Metadata-Version: 2.1
Name: ntv_numpy
Version: 0.2.1
Summary: NTV-NumPy : A multidimensional semantic, compact and reversible format for interoperability
Home-page: https://github.com/loco-philippe/ntv-numpy/blob/main/README.md
Author: Philippe Thomy
Author-email: philippe@loco-labs.io
Keywords: numpy,JSON-NTV,semantic JSON,development,environmental data,multidimensional
Classifier: Development Status :: 3 - Alpha
Classifier: Intended Audience :: Developers
Classifier: Topic :: Software Development :: Build Tools
Classifier: License :: OSI Approved :: MIT License
Classifier: Programming Language :: Python :: 3
Requires-Python: >=3.10, <4
Description-Content-Type: text/markdown
Requires-Dist: json_ntv
Requires-Dist: numpy
Requires-Dist: shapely

### *NTV-NumPy : A multidimensional semantic, compact and reversible format for interoperability*

For more information, see the [user guide](https://loco-philippe.github.io/ntv-numpy/docs/user_guide.html) or the [github repository](https://github.com/loco-philippe/ntv-numpy).

# Why a new format for multidimensional data ?

Each tool has a specific structure for processing multidimensional data with the following consequences:

- interfaces dedicated to each tool,
- partially processed data,
- no unified representation of data structures

The proposed format is based on the following principles:

- neutral format available for tabular or multidimensional tools (e.g.
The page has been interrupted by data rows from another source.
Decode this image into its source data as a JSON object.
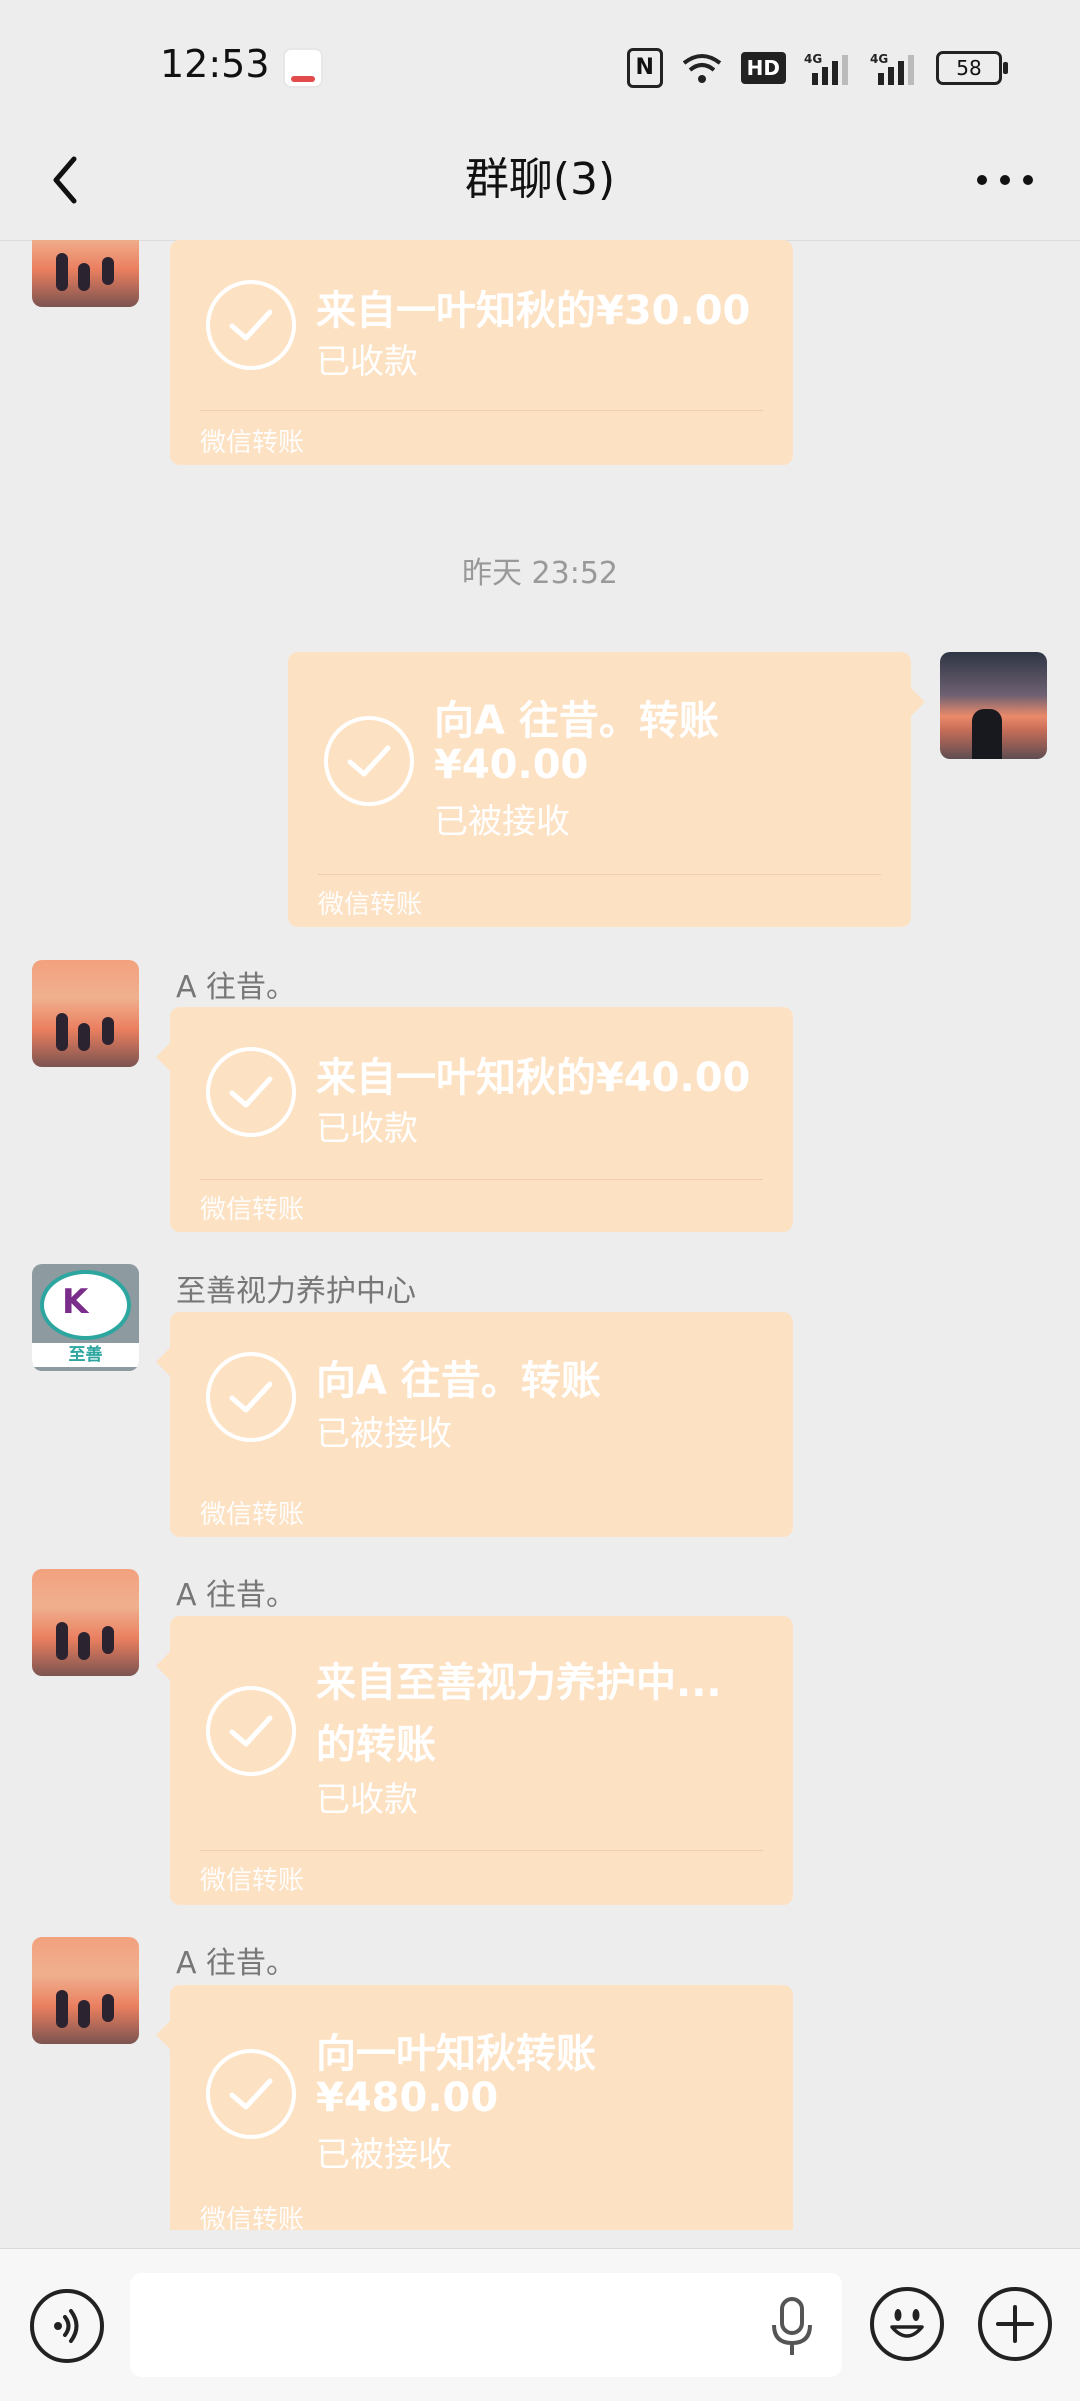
{
  "status_bar": {
    "time": "12:53",
    "hd_label": "HD",
    "nfc_label": "N",
    "battery": "58"
  },
  "header": {
    "title": "群聊(3)"
  },
  "messages": [
    {
      "side": "left",
      "title": "来自一叶知秋的¥30.00",
      "status": "已收款",
      "footer": "微信转账"
    },
    {
      "type": "timestamp",
      "text": "昨天 23:52"
    },
    {
      "side": "right",
      "title": "向A   往昔。转账",
      "amount": "¥40.00",
      "status": "已被接收",
      "footer": "微信转账"
    },
    {
      "side": "left",
      "sender": "A   往昔。",
      "title": "来自一叶知秋的¥40.00",
      "status": "已收款",
      "footer": "微信转账"
    },
    {
      "side": "left",
      "sender": "至善视力养护中心",
      "title": "向A   往昔。转账",
      "status": "已被接收",
      "footer": "微信转账",
      "avatar_text": "至善"
    },
    {
      "side": "left",
      "sender": "A   往昔。",
      "title": "来自至善视力养护中...",
      "title_line2": "的转账",
      "status": "已收款",
      "footer": "微信转账"
    },
    {
      "side": "left",
      "sender": "A   往昔。",
      "title": "向一叶知秋转账",
      "amount": "¥480.00",
      "status": "已被接收",
      "footer": "微信转账"
    }
  ],
  "input": {
    "value": "",
    "placeholder": ""
  },
  "colors": {
    "background": "#ededed",
    "bubble": "#fde1c3",
    "text_on_bubble": "#ffffff"
  },
  "icons": [
    "back-icon",
    "more-icon",
    "check-icon",
    "voice-icon",
    "mic-icon",
    "emoji-icon",
    "plus-icon"
  ]
}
Numpy, pandas, xarray, scipp, astropy),
- taking into account a wide variety of data types as defined in [NTV](https://www.ietf.org/archive/id/draft-thomy-json-ntv-02.html) format,
- high interoperability: reversible (lossless round-trip) interface with tabular or multidimensional tools,
- reversible and compact JSON format (including categorical and sparse format),
- Ease of sharing and exchanging multidimensional and tabular data,

## main features

The NTV-Numpy converter uses this format to:

- provide lossless and reversible interfaces with multidimensional and tabular data processing tools,
- offer data exchange and sharing solutions with neutral or standardized formats (e.g. JSON, Numpy).

NTV-NumPy was developped originally in the [json-NTV project](https://github.com/loco-philippe/NTV)

## example

In the example below, a dataset available in JSON is shared with scipp or Xarray.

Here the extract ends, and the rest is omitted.